Ayrıca, depremlerle ilgili olmamakla beraber doğal afetlere yönelik olarak bazı gelişmiş ülkelerde, genellikle çok büyük afetlerden sonra ve sigorta sektörü ülkemize kıyasla çok

büyük olmasına rağmen piyasa mekanizmasına ilave olarak kamu tarafından oluşturulmuş çeşitli sistemler vardır. Japonya'daki Japon Deprem Reasürans Şirketi (JER), ABD'deki ABD Ulusal Sel Sigortası Programı (NFIP) ve Fransa'daki Fransız Doğal Afetler Tazminat Programı gibi uygulamalar buna örnek olarak sayılabilir.

4.3 Görüşler

Doğal afetlerden kaynaklanan risklerin büyük ölçeklerde kayıplara yol açabileceğine ilişkin çarpıcı örnekler yakın geçmişte dahi sıkça görülmüştür. Andrew Kasırgası (ABD, Florida, 1992), Northridge Depremi (ABD, Kaliforniya, 1994), Kobe Depremi (Japonya, 1995), Marmara Depremleri (Türkiye, 1999), Lothar ve Martin Kasırgaları (Avrupa, 1999), Bhuj, Gujarat Depremleri (Hindistan, 2001), Allison Fırtınası (ABD, 2001) ve Bem Depremi (İran, 2003) maddi ve manevi sonuçları itibari ile bu örnekler içerisinde dikkat çekici olanlardır. Tahmin edilme olasılığı ve frekansı düşük, muhtemel hasar potansiyeli yüksek bir yapı arz eden çevresel katastrofik risklerin bireyler, sigortacılar ve kamu otoritesi açısından bir dizi olumsuz etkileri vardır. Doğal afetlerin neden olacağı hasar dalgasının maddi ilk etkisi alt ve üst yapı hasarlarıdır. Doğrudan gözlemlenebilecek bu zararlar gerek bireyler, gerekse de Devlet kaynakları için karşılanması zor ölçülerde olabilmekle birlikte sigortacılar açısından da yüksek tazminat ödemeleri anlamındadır.

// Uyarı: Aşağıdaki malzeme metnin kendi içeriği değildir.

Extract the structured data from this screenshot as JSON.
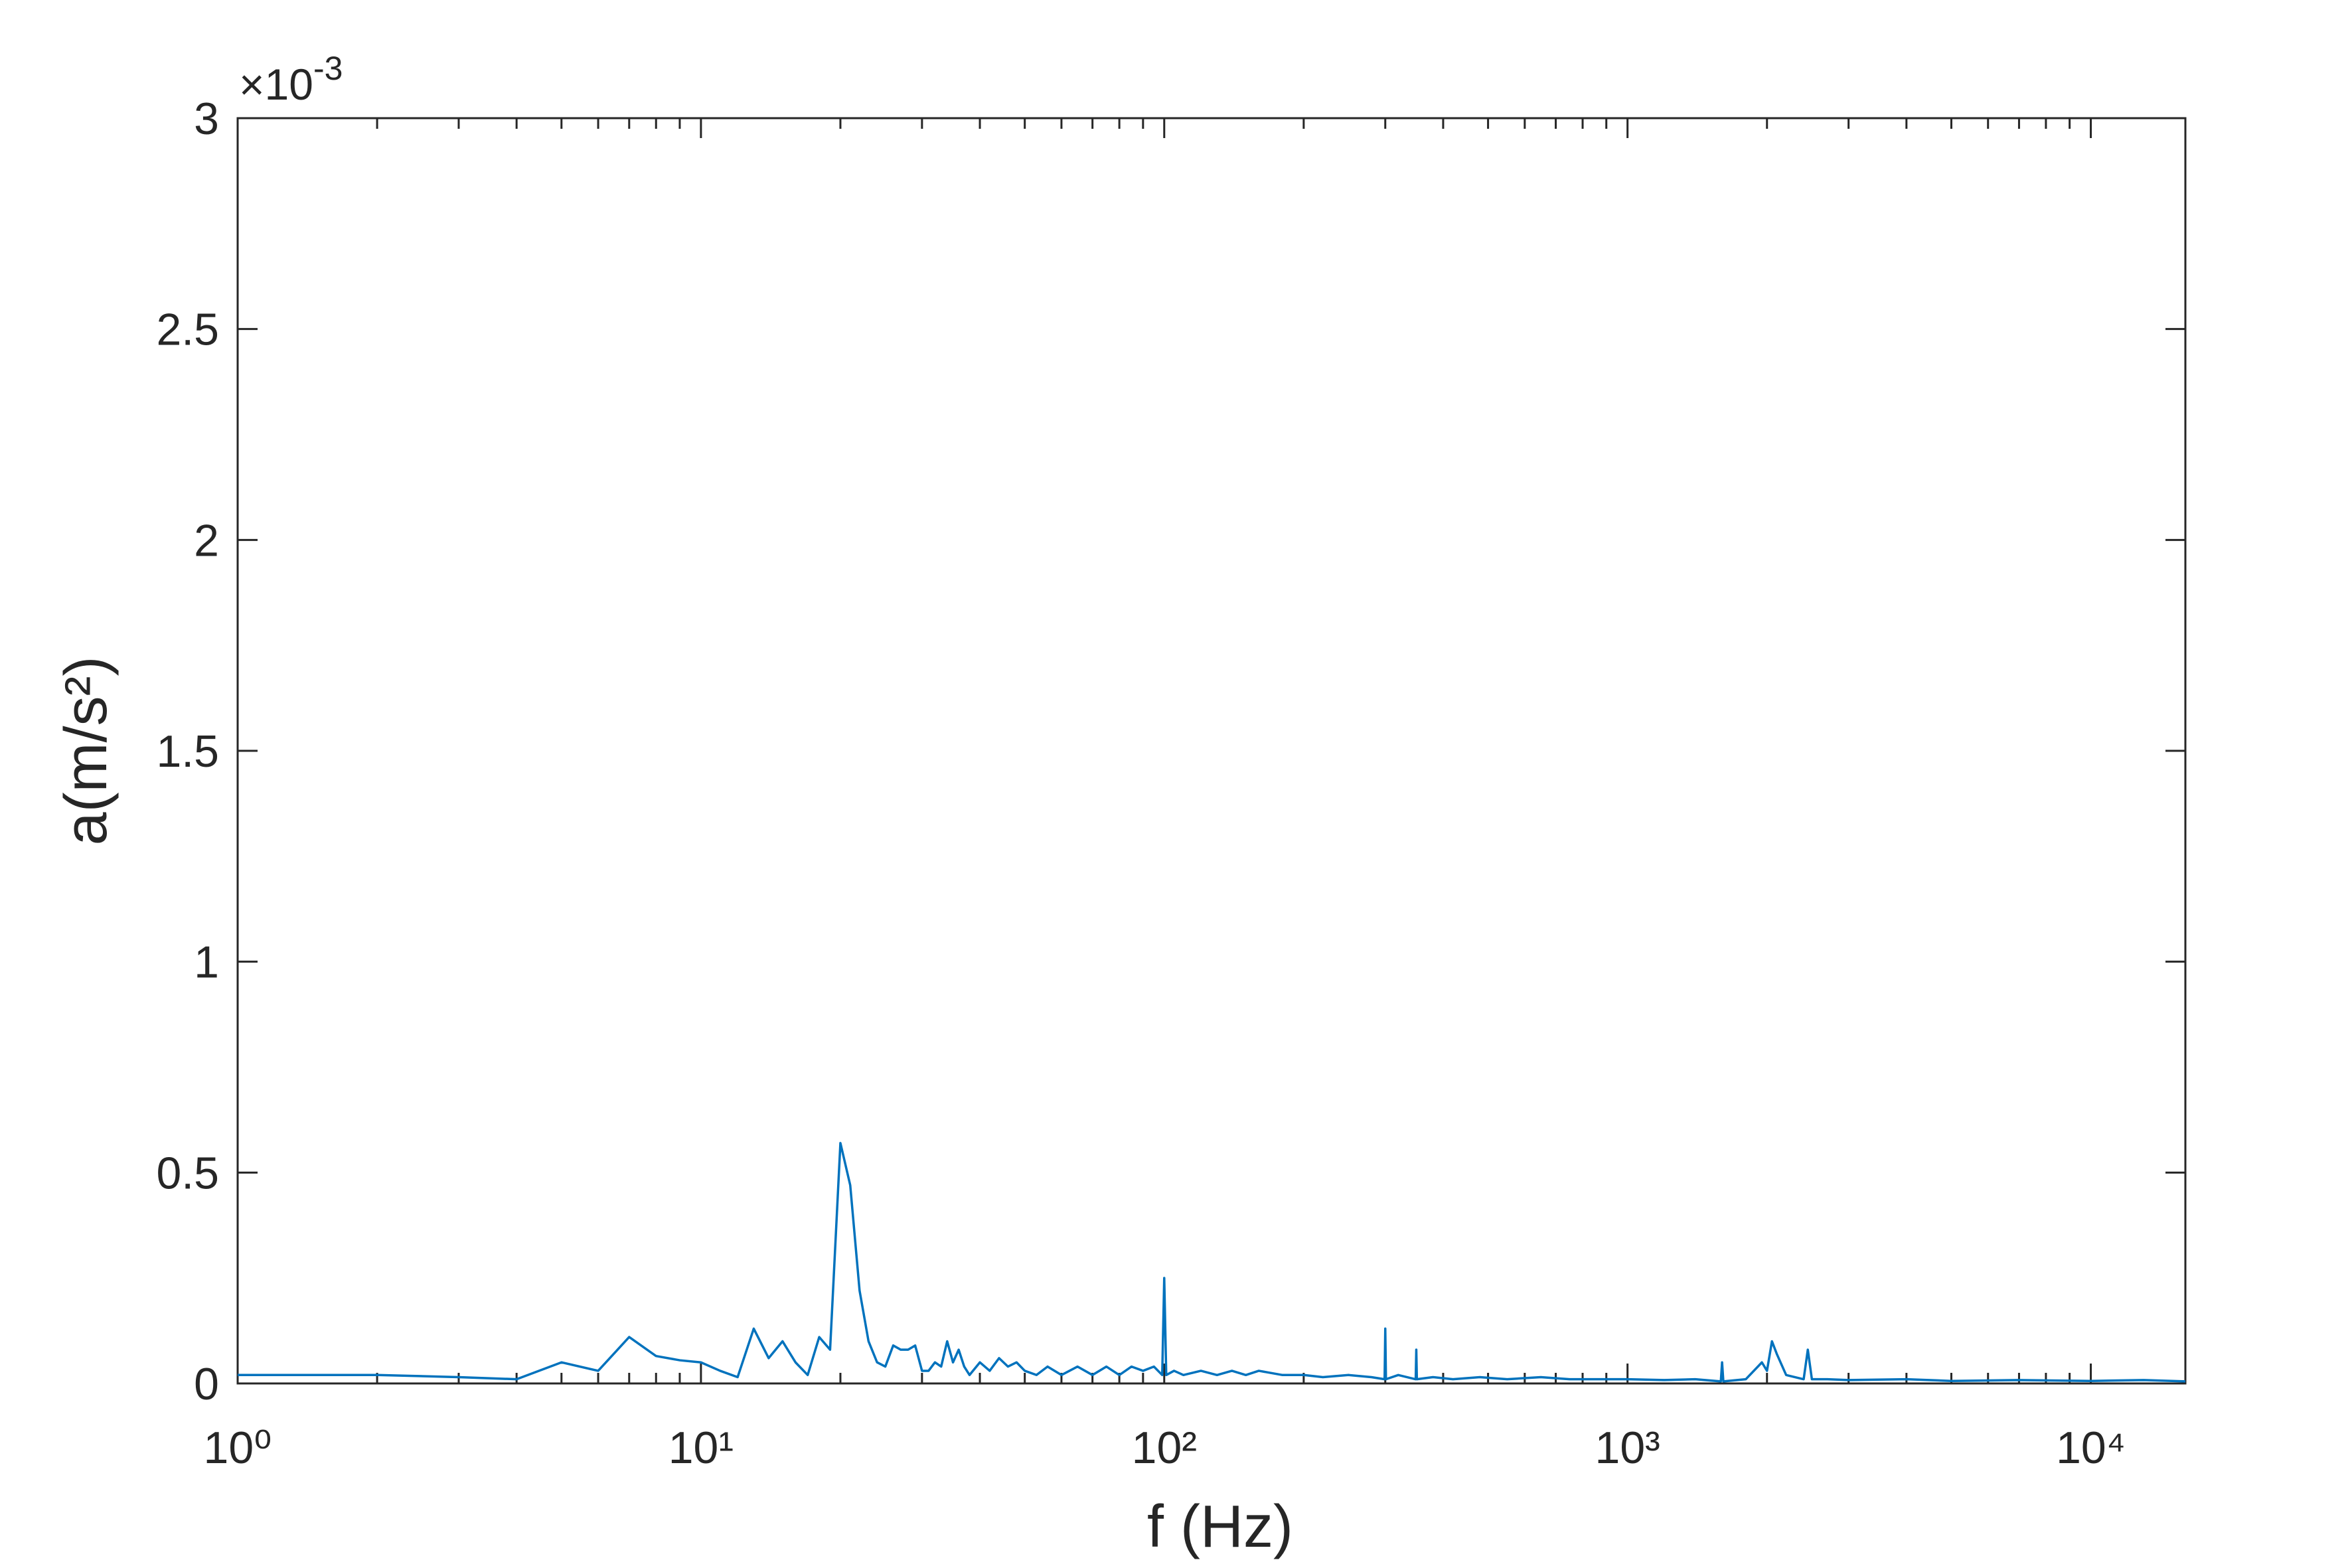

İkinci etapta ise, bu risklerin yoğunluk kazandığı dönemlerde sigorta ve reasürans şirketleri teminat sunmaktan ya tamamen kaçınabilmekteler ya da yüksek prim miktarları belirleyebilmektedirler. Doğal afetler kaynaklı bu sorunların toplum genelinde ve kamu mali bünyesi üzerinde yaratabileceği tüm bu olumsuzlukları asgari seviyeye indirebilmek için bazı ülkelerde bu riskleri konu edinen çeşitli sigortalar doğrudan ya da dolaylı olarak zorunlu kılınmıştır.

Zorunlu doğal afet sigortalarının geri planındaki nihai amaç tıpkı diğer zorunlu sigortalarda olduğu gibi kamu yararını korumak olmakla birlikte ön planda yer alan gaye, ihtiyaç duyulan teminatın sağlıklı olarak ve makul fiyatlar ile halka sunulabilmesidir.

Doğal afet sigortalarının zorunlu kılınması esnasında kimi zaman doğrudan zorunluluk unsurları kullanılsa da, tercih edilen genel yöntem dolaylı zorunluluklardır. En temel örnek, yasada belirtilmiş bazı sigorta poliçelerinin satın alınması durumunda doğal afet risklerine ilişkin teminatların alınmasının zorunlu kılınmasıdır. Bu uygulama, daha çok, sigortacılık sektörünün zaten gelişmiş olduğu ve zorunlu doğal afet teminatlarının alınmasını sağlayacak esas sigortaların yüksek satış oranlarına sahip olduğu ülkelerde hayat bulmaktadır. Yeni Zelanda, Fransa, İspanya, Norveç ve İsveç bu tür örneklere ev sahipliği yapmaktadır.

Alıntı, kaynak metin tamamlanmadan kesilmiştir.